II. YubiKey Attestation

Owned by Tony Lam
Last updated: Nov 06, 2024

Attestation

  1. Insert YubiKey

  2. Open a local Terminal (Linux/Mac) or PowerShell (Windows).

     Windows

    Windows: Run the following to adding the Yubikey Manager cli tools to environment PATH

    #User Level
$newPath = "$env:ProgramFiles\Yubico\Yubikey Manager;" + [Environment]::GetEnvironmentVariable("PATH", [EnvironmentVariableTarget]::User)
[Environment]::SetEnvironmentVariable("PATH", $newPath, [EnvironmentVariableTarget]::User)

    Note: you must close and re-open your PowerShell for these to be picked up

  3. Run the following command to attest the certificate in slot 9a (You will need to rerun for other slots, like 9d)

    Linux users will need to locate the AppImage and execute ykman command as argument

    ykman piv keys attest 9a <path to save attested certificate>
---
Example:
(Windows) ykman piv keys attest 9a $env:HOMEPATH\$env:USERNAME-attest.pem
(Linux) yubikey-manager-qt-***-linux.AppImage ykman piv keys attest 9a $HOME/$USER-attest.pem
(Mac) /Applications/YubiKey\ Manager.app/Contents/MacOS/ykman piv keys attest 9a $HOME/$USER-attest.pem
    1.  This step only needed if requested from cpu.rit.edu

      Run the following to pull the intermediate certificate from slot f9

      Linux users will need to locate the AppImage and execute ykman command as argument

      ykman piv certificates export f9 <path to save attested certificate>
---
Example:
(Windows) ykman piv certificates export f9 %USERPROFILE%\yubico-intermediate-ca.pem
(Linux) yubikey-manager-qt-***-linux.AppImage ykman piv certificates export f9 $HOME/yubico-intermediate-ca.pem
(Mac) /Applications/YubiKey\ Manager.app/Contents/MacOS/ykman piv certificates export f9 $HOME/yubico-intermediate-ca.pem

  4. Print the contents of the ($username-attest.pem).

    (Windows) Get-Content $env:HOMEPATH\$env:USERNAME-attest.pem
(Linux/Mac) cat $HOME/$USER-attest.pem

  5. This step is mainly required for access to Linux servers.
    Paste all the contents of the file ($username-attest.pem), including the "BEGIN/END" statements, into the website below.

    Students: Please log in with your student employee account.
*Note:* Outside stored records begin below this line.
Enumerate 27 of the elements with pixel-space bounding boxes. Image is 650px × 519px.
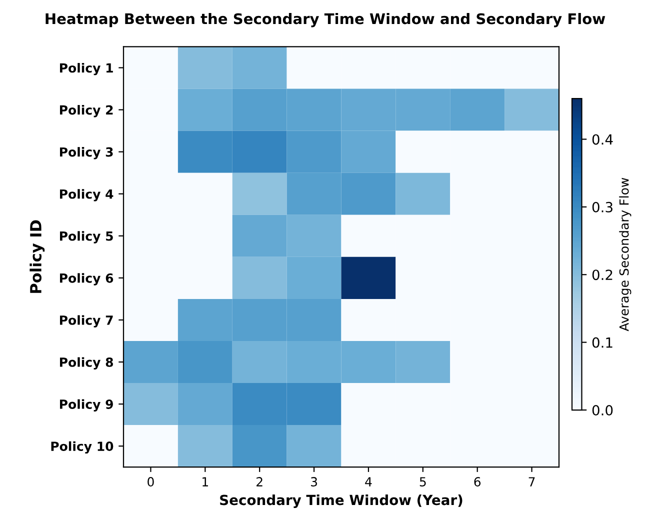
y-tick-label: Policy 2 [60,105,113,118]
y-tick-label: Policy 5 [60,231,113,244]
x-tick-label: 6 [474,477,481,486]
x-tick-label: 4 [365,477,372,486]
y-tick-label: Policy 7 [60,315,113,328]
x-tick-label: 7 [528,477,535,486]
color-bar-label: 0.0 [592,404,613,416]
y-tick-label: Policy 3 [60,147,113,160]
x-tick-label: 0 [148,477,154,486]
color-bar-title: Average Secondary Flow [619,178,632,332]
y-tick-label: Policy 9 [60,399,113,412]
y-tick-label: Policy 8 [60,357,113,370]
color-bar-label: 0.4 [592,134,613,145]
color-bar-label: 0.3 [592,202,612,212]
color-bar-label: 0.2 [592,270,612,280]
x-axis-title: Secondary Time Window (Year) [220,494,462,508]
x-tick-label: 1 [202,477,208,486]
y-tick-label: Policy 10 [51,441,114,454]
y-tick-label: Policy 4 [60,189,114,202]
chart-title: Heatmap Between the Secondary Time Window and Secondary Flow [46,12,606,28]
y-tick-label: Policy 1 [60,62,113,76]
x-tick-label: 5 [420,477,426,486]
y-tick-label: Policy 6 [60,273,114,286]
x-tick-label: 3 [311,477,318,486]
y-axis-title: Policy ID [30,220,45,293]
color-bar-label: 0.1 [592,337,612,348]
x-tick-label: 2 [256,477,262,486]
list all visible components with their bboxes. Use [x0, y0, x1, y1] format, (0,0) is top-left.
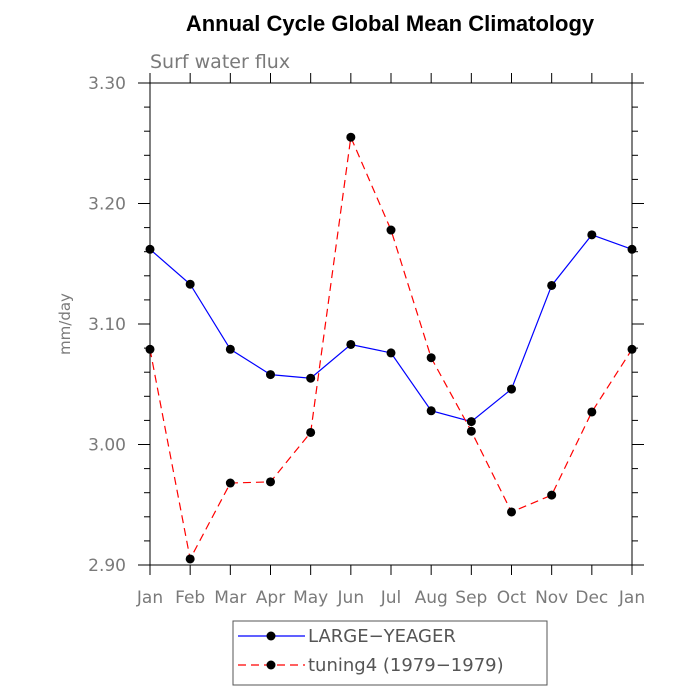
series-0 — [145, 230, 637, 427]
data-point — [145, 244, 155, 254]
x-tick-label: Nov — [535, 588, 568, 608]
series-line — [149, 234, 633, 423]
plot-frame — [149, 82, 633, 566]
x-tick-label: Sep — [455, 588, 487, 608]
x-tick-label: Aug — [415, 588, 448, 608]
axis-ticks — [138, 73, 644, 575]
data-point — [346, 339, 356, 349]
data-point — [426, 406, 436, 416]
data-point — [507, 384, 516, 394]
legend: LARGE−YEAGER tuning4 (1979−1979) — [232, 620, 548, 686]
data-point — [547, 280, 557, 290]
series-1 — [145, 132, 637, 564]
data-point — [587, 230, 597, 240]
y-tick-label: 2.90 — [88, 556, 126, 576]
data-point — [185, 554, 195, 564]
x-tick-label: Feb — [175, 588, 205, 608]
data-point — [386, 225, 396, 235]
data-point — [306, 373, 316, 383]
x-tick-label: Jul — [380, 588, 402, 608]
data-point — [547, 490, 557, 500]
data-point — [266, 477, 275, 487]
legend-marker — [266, 660, 276, 670]
data-point — [306, 427, 316, 437]
x-tick-label: Oct — [497, 588, 527, 608]
data-point — [507, 507, 516, 517]
x-tick-label: Apr — [256, 588, 285, 608]
series-line — [149, 135, 633, 561]
series-layer — [145, 132, 637, 564]
data-point — [587, 407, 597, 417]
data-point — [627, 344, 637, 354]
data-point — [266, 370, 275, 380]
y-axis-label: mm/day — [56, 293, 74, 355]
x-tick-label: Mar — [214, 588, 246, 608]
data-point — [145, 344, 155, 354]
data-point — [225, 478, 235, 488]
chart-title: Annual Cycle Global Mean Climatology — [186, 11, 595, 36]
x-tick-labels: Jan Feb Mar Apr May Jun Jul Aug Sep Oct Nov Dec Jan — [136, 588, 645, 608]
y-tick-label: 3.00 — [88, 436, 126, 456]
data-point — [426, 353, 436, 363]
x-tick-label: Dec — [575, 588, 608, 608]
data-point — [466, 417, 476, 427]
legend-label: LARGE−YEAGER — [308, 626, 456, 647]
data-point — [386, 348, 396, 358]
chart-subtitle: Surf water flux — [150, 51, 290, 73]
legend-box — [232, 620, 548, 686]
data-point — [185, 279, 195, 289]
data-point — [627, 244, 637, 254]
y-tick-label: 3.10 — [88, 315, 126, 335]
data-point — [225, 344, 235, 354]
data-point — [346, 132, 356, 142]
x-tick-label: Jan — [136, 588, 163, 608]
y-tick-label: 3.30 — [88, 74, 126, 94]
legend-label: tuning4 (1979−1979) — [308, 655, 504, 676]
x-tick-label: May — [293, 588, 328, 608]
x-tick-label: Jun — [337, 588, 365, 608]
data-point — [466, 426, 476, 436]
legend-marker — [266, 631, 276, 641]
y-tick-labels: 2.90 3.00 3.10 3.20 3.30 — [88, 74, 126, 576]
x-tick-label: Jan — [618, 588, 645, 608]
y-tick-label: 3.20 — [88, 195, 126, 215]
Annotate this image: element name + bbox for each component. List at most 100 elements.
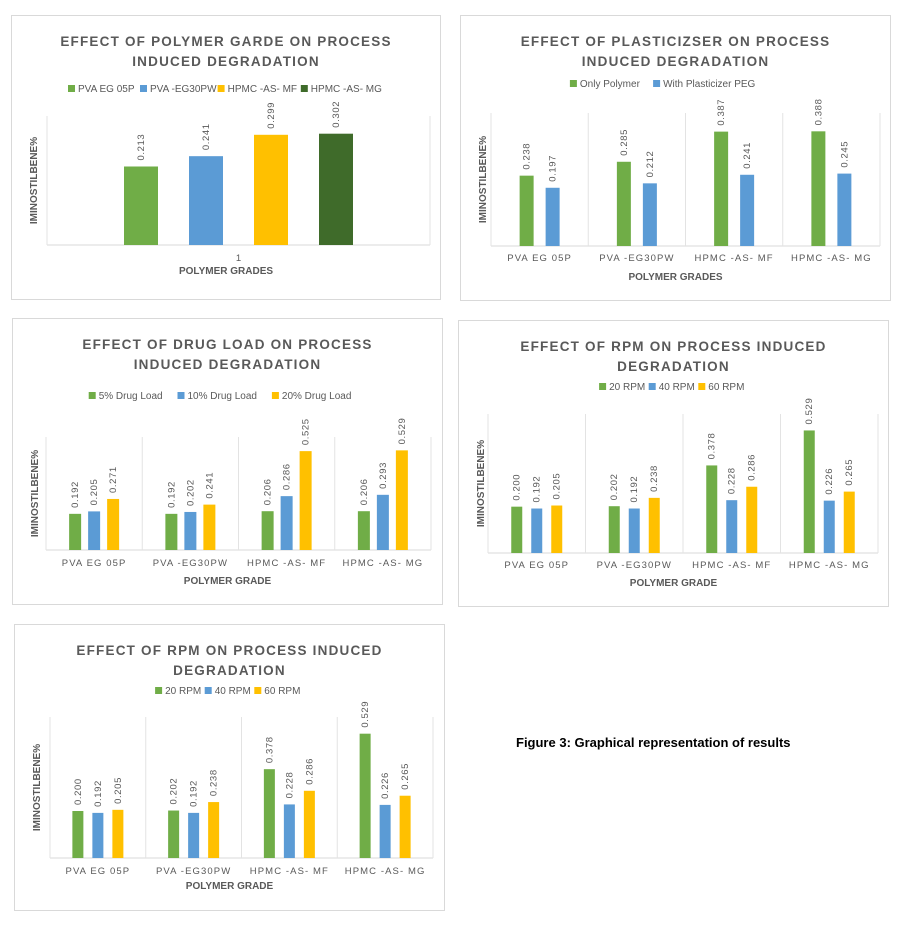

    This is still being tested, but we are using this for now.

    Open in New Tab/Window: https://cpu.rit.edu/yubikey 

     Click here to expand...

    3/18/2022 - (Used for testing only):  Open in New Tab/Window: https://cpu.rit.edu/yubikey 

    Paste all the contents of the file, including the "BEGIN/END" statements

    If submitting multiple certs, each certificate must be merged before new can be added (I believe this is true, needs verification)

    Please inform someone from Operations (Infrastructure Apps/Networks/Systems) that you've uploaded a certificate.
    This step may require a face-to-face meeting or camera-enabled Zoom meeting.

     Operations (Infrastructure Apps/Networks/Systems)

    The above process creates a merge request in System's ansible repo. The MR needs to be approved for the keys to be pushed out to systems.